Suite à l'accord américano-iranien qui a mis fin à plus de trois mois de combats au Moyen-Orient, le personnel des Nations Unies a constaté une réduction significative des violences dans le sud du Liban. La Force intérimaire des Nations Unies au Liban (FINUL) a signalé une baisse des violations de l'espace aérien libanais par les forces israéliennes, passant de 83 à 38 en une seule journée. Le nombre de projectiles tirés a également fortement diminué, passant de 705 à 174, dont 169 sont attribués aux forces israéliennes et cinq aux militants du Hezbollah. La FINUL continue de surveiller les activités au sol, notamment les mouvements de blindés et d'engins de génie des forces israéliennes dans la région.

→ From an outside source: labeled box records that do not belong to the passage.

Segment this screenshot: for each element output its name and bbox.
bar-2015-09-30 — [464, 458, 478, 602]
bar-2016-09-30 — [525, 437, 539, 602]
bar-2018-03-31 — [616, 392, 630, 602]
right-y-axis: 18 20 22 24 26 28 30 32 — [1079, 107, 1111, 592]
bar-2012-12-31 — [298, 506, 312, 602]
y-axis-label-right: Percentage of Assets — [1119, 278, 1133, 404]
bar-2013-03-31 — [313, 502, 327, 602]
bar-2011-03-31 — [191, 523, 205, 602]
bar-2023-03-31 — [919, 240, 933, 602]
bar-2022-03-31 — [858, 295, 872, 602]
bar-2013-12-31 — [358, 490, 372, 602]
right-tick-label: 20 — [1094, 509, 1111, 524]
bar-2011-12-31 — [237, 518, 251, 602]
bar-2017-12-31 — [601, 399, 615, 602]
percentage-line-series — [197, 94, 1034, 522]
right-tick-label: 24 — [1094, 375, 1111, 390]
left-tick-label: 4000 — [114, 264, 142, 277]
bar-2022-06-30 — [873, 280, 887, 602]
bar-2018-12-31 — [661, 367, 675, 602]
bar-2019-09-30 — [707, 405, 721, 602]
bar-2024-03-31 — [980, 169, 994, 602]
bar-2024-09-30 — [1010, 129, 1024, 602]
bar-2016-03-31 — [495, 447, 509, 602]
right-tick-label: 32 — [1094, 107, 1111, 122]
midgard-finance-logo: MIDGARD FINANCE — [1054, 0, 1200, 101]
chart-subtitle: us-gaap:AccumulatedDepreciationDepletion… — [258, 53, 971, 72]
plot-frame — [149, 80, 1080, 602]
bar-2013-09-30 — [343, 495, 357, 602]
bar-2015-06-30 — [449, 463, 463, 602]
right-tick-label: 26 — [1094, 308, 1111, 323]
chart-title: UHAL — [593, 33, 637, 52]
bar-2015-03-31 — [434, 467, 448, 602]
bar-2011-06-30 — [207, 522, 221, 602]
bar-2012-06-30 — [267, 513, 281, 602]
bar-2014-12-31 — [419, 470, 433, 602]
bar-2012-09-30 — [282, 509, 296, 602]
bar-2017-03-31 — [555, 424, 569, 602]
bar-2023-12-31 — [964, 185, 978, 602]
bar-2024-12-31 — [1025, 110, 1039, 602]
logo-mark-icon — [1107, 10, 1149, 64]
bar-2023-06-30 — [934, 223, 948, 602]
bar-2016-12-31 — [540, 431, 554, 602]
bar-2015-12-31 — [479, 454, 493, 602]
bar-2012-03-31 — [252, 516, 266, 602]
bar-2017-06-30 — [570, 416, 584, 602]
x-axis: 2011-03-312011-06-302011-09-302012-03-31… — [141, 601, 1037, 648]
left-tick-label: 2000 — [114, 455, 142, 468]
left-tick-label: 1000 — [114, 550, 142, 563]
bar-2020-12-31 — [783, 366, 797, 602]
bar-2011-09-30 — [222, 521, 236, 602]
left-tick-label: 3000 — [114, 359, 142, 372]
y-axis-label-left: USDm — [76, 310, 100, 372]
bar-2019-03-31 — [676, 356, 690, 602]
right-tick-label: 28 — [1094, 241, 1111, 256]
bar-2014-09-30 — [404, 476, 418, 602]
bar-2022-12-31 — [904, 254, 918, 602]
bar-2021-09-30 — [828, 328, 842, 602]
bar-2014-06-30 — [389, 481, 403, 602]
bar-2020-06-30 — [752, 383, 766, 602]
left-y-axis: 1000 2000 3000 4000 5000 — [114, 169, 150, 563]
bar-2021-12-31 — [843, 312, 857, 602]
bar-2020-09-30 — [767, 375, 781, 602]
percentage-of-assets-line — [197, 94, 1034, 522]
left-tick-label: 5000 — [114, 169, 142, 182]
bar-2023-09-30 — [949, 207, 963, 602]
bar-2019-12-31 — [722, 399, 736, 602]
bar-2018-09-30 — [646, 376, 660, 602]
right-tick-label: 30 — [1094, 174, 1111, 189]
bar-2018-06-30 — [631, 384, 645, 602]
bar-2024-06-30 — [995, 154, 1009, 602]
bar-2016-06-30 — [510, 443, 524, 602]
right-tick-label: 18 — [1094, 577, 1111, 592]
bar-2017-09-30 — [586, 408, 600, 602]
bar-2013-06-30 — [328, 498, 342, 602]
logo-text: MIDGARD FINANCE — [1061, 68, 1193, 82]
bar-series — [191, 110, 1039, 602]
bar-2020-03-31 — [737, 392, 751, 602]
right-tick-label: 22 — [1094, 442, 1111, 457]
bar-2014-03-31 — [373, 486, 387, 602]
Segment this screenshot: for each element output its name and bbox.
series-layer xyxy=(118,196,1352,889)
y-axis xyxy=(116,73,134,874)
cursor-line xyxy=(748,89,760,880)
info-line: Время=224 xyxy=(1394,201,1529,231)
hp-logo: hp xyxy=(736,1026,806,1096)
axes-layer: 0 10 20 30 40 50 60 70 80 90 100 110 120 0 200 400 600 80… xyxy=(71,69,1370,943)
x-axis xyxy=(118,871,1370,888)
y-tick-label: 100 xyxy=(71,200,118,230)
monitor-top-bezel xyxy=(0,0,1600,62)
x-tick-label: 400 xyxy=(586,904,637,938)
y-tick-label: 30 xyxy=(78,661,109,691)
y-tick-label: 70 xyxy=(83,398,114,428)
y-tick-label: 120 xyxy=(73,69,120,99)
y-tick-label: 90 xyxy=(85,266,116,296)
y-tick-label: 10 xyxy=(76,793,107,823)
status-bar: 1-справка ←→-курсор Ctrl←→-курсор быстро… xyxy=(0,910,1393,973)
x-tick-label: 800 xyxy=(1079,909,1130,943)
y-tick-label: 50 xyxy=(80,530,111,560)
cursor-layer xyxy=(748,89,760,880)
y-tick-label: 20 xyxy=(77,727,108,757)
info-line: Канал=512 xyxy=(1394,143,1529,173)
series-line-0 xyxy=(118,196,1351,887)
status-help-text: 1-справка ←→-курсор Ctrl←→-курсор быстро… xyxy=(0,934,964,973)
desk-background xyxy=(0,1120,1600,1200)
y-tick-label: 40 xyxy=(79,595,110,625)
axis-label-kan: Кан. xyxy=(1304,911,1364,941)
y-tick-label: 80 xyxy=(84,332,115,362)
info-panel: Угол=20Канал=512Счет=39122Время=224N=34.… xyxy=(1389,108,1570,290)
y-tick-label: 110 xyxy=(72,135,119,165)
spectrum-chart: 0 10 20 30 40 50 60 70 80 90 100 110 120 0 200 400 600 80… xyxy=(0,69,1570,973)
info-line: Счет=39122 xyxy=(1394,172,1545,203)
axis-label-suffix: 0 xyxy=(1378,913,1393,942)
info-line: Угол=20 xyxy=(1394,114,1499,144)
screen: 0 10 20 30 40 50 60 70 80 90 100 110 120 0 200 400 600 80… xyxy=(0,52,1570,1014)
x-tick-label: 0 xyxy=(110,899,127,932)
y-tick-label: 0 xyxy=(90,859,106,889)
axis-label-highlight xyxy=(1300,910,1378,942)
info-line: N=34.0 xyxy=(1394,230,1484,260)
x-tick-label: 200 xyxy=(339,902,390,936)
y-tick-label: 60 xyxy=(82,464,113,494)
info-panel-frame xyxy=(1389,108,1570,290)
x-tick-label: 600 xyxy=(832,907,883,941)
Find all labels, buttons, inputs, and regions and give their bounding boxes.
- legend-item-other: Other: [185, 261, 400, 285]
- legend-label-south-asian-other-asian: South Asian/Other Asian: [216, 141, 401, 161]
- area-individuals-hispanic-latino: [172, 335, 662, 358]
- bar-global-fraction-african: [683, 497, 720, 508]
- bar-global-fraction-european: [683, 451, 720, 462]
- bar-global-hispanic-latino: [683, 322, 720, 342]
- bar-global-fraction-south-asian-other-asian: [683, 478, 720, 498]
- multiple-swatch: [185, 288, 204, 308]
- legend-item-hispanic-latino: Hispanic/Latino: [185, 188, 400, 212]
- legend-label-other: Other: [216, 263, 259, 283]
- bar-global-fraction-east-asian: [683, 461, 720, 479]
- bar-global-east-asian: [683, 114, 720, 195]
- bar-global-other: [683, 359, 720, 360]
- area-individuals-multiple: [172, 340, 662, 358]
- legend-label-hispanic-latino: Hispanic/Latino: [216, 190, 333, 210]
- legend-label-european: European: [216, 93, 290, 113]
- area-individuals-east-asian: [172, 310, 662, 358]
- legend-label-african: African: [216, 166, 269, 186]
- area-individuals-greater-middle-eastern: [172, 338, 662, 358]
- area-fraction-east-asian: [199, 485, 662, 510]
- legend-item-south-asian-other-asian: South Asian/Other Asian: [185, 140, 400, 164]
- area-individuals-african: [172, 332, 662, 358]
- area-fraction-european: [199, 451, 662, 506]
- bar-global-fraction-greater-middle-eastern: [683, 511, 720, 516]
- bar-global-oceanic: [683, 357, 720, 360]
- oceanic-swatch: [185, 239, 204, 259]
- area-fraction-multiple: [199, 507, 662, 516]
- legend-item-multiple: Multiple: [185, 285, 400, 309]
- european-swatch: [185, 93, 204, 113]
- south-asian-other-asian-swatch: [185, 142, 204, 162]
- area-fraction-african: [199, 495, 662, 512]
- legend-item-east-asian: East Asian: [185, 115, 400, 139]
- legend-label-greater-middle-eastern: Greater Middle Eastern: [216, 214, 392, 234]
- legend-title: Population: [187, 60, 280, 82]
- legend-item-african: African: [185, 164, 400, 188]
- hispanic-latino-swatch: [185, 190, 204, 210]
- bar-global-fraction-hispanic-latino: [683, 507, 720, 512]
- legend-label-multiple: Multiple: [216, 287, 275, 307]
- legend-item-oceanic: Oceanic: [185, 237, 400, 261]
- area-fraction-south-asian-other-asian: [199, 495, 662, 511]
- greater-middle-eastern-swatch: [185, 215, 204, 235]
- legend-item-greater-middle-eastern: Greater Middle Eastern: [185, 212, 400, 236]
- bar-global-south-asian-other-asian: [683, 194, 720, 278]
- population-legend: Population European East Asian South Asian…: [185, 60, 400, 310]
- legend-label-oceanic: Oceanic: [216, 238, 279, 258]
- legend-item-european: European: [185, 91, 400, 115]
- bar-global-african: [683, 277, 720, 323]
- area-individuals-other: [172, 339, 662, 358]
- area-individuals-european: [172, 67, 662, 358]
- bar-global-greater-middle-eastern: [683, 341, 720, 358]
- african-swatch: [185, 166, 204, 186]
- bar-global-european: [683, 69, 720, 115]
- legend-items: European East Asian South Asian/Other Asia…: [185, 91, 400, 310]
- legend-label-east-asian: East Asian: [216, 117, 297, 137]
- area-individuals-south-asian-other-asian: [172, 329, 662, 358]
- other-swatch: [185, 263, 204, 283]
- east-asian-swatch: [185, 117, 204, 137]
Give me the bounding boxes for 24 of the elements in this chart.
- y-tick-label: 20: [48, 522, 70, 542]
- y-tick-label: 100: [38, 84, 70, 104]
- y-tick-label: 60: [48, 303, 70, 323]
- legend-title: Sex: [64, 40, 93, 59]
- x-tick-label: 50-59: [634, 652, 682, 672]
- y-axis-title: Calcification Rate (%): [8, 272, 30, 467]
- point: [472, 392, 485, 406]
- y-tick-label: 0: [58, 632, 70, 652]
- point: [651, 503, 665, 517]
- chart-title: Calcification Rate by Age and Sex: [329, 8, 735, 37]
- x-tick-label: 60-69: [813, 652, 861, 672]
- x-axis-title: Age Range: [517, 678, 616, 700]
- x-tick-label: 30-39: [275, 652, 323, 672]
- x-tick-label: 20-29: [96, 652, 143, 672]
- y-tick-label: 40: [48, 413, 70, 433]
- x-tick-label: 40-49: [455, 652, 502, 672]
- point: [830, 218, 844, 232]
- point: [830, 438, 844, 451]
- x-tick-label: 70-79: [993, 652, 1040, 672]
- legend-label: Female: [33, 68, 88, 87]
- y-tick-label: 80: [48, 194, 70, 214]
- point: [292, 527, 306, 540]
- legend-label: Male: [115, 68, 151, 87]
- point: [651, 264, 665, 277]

Des sources humanitaires indiquent que certaines familles déplacées au Liban retournent prudemment dans leurs communautés. Le nombre de personnes hébergées dans des abris collectifs a diminué, passant d'environ 134 000 à 124 000, selon les autorités libanaises. Dans le seul gouvernorat Sud, près de 2 700 personnes ont quitté ces abris. On ignore encore si ces retours sont temporaires ou permanents, car les incidents en cours et la présence de munitions non explosées entravent toujours les déplacements et l'évaluation des biens. L'ONU plaide pour des retours sûrs, volontaires et éclairés, facilités par un accès humanitaire.

Dans la bande de Gaza, les organisations humanitaires signalent de graves perturbations des services essentiels dues aux pénuries de carburant, d'huile moteur et de pièces détachées. Ces pénuries affectent la production et la distribution d'eau, le traitement des eaux usées et la gestion des déchets solides. Malgré des allocations de carburant prioritaires qui ont permis la poursuite de certaines opérations, la situation demeure critique. Les partenaires humanitaires intensifient leurs efforts pour lutter contre une infestation croissante de ravageurs ; le Programme des Nations Unies pour le développement (PNUD) pilote l'utilisation des pesticides, tandis que l'UNICEF et l'UNRWA soutiennent les campagnes de sensibilisation du public.